BTW you can probably afford to burn up (over current) some LEDs, just to see what it does. They can turn interesting colors, like incandescent orange, the actual color of something burning, but only briefly, and only once.

You said these LEDs were "salvage", right? To me that means found, via dumpster diving, junk given to you by a friend, basically free, like manna from heaven. Thus burning up a few of them is not a big deal anyway.

BTW throughout this example, I have assumed that these "salvage" LEDs of yours are the cheap kind. LEDs designed to handle more current (e.g.100s of mA or more) are physically different in appearance. They are physically larger, the case is water-clear, and they have large heat sinks, or a die made for mounting to a large heat sink.

As an example of one of these "beefier" LEDs, the attached pic shows a 3 watt (800 mA @ 3.6 V) white, LED mounted inside an aluminum enclosure that used to be a 5oz can of "Vienna Sausages" in its former life.

rickharris says: Aug 14, 2009. 7:06 AM

A nice description.

http://led.linear1.org/1led.wiz will do the calculations for you for a single LED

http://led.linear1.org/led.wiz will calculate the array for many LEDs drive from the same power source (much harder for many to work out.
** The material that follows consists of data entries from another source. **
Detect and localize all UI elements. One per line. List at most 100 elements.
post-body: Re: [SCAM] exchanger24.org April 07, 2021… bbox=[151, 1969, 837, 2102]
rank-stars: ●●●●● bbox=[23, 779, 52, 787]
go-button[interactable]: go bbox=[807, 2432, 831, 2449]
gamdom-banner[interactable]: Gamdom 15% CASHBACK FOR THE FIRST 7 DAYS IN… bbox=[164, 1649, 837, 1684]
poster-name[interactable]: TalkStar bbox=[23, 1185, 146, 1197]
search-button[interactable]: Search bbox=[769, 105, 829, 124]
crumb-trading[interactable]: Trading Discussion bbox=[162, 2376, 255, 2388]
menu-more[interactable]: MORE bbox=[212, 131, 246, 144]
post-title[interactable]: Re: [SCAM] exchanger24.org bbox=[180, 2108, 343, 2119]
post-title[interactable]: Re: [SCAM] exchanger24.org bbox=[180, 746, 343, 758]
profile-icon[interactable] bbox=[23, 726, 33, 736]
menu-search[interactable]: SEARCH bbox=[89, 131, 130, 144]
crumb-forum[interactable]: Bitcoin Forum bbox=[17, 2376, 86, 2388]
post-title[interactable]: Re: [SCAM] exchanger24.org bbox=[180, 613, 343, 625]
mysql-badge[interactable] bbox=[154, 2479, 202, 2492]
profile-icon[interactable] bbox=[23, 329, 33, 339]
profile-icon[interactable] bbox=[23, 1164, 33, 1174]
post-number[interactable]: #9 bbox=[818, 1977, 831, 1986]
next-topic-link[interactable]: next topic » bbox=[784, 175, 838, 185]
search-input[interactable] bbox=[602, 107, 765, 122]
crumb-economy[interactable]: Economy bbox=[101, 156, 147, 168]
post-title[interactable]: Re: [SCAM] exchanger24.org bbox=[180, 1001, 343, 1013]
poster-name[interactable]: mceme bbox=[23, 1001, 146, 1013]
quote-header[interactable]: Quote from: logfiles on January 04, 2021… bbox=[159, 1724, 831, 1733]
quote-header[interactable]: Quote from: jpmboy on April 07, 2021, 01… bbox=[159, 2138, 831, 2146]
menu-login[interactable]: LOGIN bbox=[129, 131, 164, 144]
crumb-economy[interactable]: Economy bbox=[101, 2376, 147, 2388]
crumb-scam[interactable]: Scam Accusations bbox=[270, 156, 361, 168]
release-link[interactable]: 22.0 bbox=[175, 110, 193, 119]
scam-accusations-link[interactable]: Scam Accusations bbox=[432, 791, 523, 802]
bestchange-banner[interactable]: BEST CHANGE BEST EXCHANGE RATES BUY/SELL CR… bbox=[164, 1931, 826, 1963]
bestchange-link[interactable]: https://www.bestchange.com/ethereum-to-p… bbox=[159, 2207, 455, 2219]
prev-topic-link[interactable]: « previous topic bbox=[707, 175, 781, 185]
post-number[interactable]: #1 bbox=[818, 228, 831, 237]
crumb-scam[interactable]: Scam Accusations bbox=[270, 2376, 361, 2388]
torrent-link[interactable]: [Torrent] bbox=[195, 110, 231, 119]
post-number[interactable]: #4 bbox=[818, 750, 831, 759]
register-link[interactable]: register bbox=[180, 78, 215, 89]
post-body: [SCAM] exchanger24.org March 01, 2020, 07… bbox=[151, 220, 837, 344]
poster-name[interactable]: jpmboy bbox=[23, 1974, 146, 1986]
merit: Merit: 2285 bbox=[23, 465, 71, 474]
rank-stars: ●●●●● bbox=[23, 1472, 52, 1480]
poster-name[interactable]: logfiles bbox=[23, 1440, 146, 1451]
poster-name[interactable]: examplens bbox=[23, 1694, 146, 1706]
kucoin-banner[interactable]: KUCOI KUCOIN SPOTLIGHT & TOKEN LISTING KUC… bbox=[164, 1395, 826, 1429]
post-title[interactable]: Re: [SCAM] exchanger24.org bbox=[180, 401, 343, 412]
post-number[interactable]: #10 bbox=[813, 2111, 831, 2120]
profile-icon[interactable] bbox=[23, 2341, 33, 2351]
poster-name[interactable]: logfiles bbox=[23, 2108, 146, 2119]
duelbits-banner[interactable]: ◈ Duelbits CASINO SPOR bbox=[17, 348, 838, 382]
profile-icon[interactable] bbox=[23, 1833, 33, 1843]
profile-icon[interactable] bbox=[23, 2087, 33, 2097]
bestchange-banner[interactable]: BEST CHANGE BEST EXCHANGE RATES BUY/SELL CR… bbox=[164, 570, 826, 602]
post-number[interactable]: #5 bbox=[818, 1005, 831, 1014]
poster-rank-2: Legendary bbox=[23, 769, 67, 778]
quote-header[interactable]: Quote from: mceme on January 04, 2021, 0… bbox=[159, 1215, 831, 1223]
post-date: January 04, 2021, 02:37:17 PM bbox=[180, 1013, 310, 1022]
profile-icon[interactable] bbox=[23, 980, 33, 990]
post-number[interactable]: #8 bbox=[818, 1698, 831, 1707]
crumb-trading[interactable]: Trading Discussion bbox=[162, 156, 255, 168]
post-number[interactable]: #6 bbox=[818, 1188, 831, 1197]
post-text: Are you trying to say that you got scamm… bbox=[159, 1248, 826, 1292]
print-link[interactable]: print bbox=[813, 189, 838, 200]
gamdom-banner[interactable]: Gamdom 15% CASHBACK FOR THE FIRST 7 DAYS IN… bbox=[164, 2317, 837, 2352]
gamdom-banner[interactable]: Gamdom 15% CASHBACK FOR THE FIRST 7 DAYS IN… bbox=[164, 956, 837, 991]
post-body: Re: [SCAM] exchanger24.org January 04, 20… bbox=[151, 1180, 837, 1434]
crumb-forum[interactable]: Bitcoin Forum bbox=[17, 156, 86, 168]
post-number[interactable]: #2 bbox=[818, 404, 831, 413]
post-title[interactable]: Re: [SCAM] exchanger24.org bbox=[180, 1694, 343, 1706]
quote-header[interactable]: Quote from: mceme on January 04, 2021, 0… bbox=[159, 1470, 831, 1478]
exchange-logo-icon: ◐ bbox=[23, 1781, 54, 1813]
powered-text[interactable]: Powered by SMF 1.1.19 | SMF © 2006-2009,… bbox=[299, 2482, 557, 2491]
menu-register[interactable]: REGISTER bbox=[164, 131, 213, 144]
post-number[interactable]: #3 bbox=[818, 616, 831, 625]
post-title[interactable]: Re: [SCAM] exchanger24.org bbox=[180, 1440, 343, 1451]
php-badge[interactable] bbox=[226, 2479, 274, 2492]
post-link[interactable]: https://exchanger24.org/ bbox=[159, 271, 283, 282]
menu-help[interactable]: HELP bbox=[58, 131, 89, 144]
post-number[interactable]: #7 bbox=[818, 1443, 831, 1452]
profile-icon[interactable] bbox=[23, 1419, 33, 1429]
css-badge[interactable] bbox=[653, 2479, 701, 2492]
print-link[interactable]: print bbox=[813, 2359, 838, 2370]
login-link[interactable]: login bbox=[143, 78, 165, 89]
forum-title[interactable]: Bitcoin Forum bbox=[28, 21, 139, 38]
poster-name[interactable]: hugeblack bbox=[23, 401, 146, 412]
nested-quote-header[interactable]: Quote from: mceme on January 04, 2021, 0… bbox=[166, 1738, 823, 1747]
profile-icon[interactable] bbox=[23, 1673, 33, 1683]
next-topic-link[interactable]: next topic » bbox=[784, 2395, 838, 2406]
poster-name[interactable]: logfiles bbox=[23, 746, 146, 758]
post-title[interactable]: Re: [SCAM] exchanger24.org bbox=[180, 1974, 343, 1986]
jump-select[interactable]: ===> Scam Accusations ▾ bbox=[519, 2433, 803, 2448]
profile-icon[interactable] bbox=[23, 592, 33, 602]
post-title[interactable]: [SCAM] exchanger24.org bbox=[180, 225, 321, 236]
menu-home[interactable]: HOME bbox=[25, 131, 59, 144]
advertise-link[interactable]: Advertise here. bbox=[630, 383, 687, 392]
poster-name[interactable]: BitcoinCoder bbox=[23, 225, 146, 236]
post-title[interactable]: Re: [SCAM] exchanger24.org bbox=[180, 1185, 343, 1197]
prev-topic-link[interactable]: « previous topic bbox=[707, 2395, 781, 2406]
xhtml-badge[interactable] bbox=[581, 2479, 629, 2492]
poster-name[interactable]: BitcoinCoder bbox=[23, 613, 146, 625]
snoopy2 says: Aug 14, 2009. 4:38 AM

Go to besthongkong.com to get resistor info on 12vdc values, but do not ever
use 1/4 watt resistors as they tend to heat up, always use @ least 1/2 watt.
Don't need to go to site, as here are the values:
First, LED'S need to be in series - + - + etc, longer lead is +, Can put resistor on end of either -/+ but electronically speaking - is where it should be placed 'cause
electrons actually go there 1st.
LED COLORS - -W,B,G,Cyan/Aqua, B/G color changing:
LED#s 1= 470ohm, 2=270, 3=100 USE NO MORE THAN 3 IN CIRCUIT!
COLORS-- R,Y,Amber, Orange; #'s 1=560, 2=390, 3=330, 4=220, 5=100
USE NO MORE IN CIRCUIT..... Problem with household led bulbs - they're using even smaller than 1/4 watt resistors, and resistors are burning up, appearing as burnt out leds, while it's the circuit actually burnt up. If you want to use the led's that are inside the bulb, being extremely safe, break lightbulb, unsolder all leds
now u have a bunch of leds! Manufacturers have finally found out about not using resistors in circuit, and soon we will have the EXTREMELY CHEAPEST way of lighting a house, Flourescent is cheaper than incandescent, led lighting is BY FAR Cheaper than any known lights, as they use negligable amounts of elec. 'DA , 'DA', THAT'S ALL FOLKS.... NOT REALLY
As Christ gave all Grace, I pray Peace and Love be unto ALL - - -
God's slave, Servant to ALL Ron Spears a.k.a. snoopy2@live.com
Official Jesus freak

Uncle Kudzu says: Aug 13, 2009. 8:39 PM

thanks! this looks like good information for those of us trying to fathom all the great LED instructables here. i'm motivated to try out some of the bike light projects and your 'ible will doubtless come in very handy!